Reinhard Febel: 7. Choralbearbeitungen nach Johann Sebastian Bach für Klavier zu vier Händen, Ricordi München Sy.2750-57
Hier geht es um eine andere Art von Bearbeitungen. Sechs Choralbearbeitungen von Bach hat Febel ausgewählt, eine von ihnen, „Wo soll ich fliehen hin“ (BWV 694), zweimal bearbeitet. Febel verhält sich bei den Vorlagen Bachs, die mehr oder weniger textgetreu als Grundlage dienen, unterschiedlich. Mal beschränkt er sich im Wesentlichen auf die Textübernahme von Bach und arbeitet unter Umständen nur mit Verschiebung der Stimmen durch Oktavversetzungen und Oktavierungen, vergleichbar den Modifizierungen durch entsprechende Orgelregister (zum Beispiel bei ,,Ich ruf zu Dir“, BWV 639). Mal gibt es kleine Veränderungen, die aber vielleicht schon einen künstlerischen, ja spirituellen Hintergrund berühren: Die letzte Choralzeile von „Nun komm der Heiden Heiland“ ist bekanntlich gleich der ersten: Es schließt sich ein Kreis!
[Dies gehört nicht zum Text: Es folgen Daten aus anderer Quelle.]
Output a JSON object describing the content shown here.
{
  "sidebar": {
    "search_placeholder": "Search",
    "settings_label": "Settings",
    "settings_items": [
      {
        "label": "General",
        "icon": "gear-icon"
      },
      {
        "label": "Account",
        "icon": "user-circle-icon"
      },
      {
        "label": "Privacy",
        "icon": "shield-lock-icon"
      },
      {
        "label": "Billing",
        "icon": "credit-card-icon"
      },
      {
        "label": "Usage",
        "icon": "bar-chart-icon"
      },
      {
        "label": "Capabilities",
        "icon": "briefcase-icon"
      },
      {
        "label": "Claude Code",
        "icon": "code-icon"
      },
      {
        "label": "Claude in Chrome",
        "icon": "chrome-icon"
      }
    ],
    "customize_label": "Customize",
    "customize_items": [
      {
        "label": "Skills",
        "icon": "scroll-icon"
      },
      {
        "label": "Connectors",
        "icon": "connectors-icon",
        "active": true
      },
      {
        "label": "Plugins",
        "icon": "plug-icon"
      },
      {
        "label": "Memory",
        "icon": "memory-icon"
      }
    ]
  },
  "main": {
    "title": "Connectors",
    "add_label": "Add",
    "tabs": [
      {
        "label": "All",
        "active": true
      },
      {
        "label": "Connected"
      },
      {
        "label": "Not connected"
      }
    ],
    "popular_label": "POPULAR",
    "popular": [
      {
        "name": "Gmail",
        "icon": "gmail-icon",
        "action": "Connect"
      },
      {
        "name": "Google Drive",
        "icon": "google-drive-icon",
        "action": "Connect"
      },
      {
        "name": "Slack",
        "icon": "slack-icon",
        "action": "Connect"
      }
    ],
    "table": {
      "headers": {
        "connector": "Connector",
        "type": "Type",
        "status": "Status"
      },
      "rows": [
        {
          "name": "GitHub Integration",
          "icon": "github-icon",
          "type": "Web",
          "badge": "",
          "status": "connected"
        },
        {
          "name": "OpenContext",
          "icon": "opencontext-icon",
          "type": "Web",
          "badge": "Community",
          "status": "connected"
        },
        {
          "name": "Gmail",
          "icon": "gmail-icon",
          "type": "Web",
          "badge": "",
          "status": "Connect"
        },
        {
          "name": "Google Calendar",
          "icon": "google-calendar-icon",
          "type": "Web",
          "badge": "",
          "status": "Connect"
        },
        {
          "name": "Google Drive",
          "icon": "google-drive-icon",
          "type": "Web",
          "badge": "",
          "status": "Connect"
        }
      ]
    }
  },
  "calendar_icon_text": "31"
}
Für Bach in seinem Choralvorspiel BWV 659 ist das gleiche Gesetz bindend, die Dimension nur eine größere. Dagegen führt Febel nicht zum Ausgangspunkt zurück, sondern wandelt, den Bach-Text stückchenweise immer weiter transponierend, bis zu einem Punkt, wo er im Tritonus entfernt zum Ausgangspunkt des Chorals liegt. Ist das Aufbruch zu einer neuen Perspektive dieser Musik oder bedeutet es Aufgabe eines grundsätzlichen künstlerischen und spirituellen Sinns, der als vorgegeben zu betrachten ist? Einige Male fügt Febel nicht unerhebliche Zusätze eigener Vorstellungen und persönlicher Inspiration hinzu, die Aufmerksamkeit wecken und vor allem in klanglicher Hinsicht zu einem spürbar veränderten Bild gegenüber der ursprünglichen Struktur führen: „Allein Gott in der Höh“ (BWV 663) und „Erbarme dich mein“(BWV 721). Da wird es eine Frage des persönlichen Standorts sein, ob man dies mit Faszination akzeptiert oder eine Art Verhüllung empfindet, wie man es in anderer Form und auf völlig anderem Gebiet, nämlich visuell, 1995 am Berliner Reichstag erleben konnte. Reinhard Febel ist 1952 in Metzingen geboren und seit 1997 Professor für Komposition am Mozarteum in Salzburg.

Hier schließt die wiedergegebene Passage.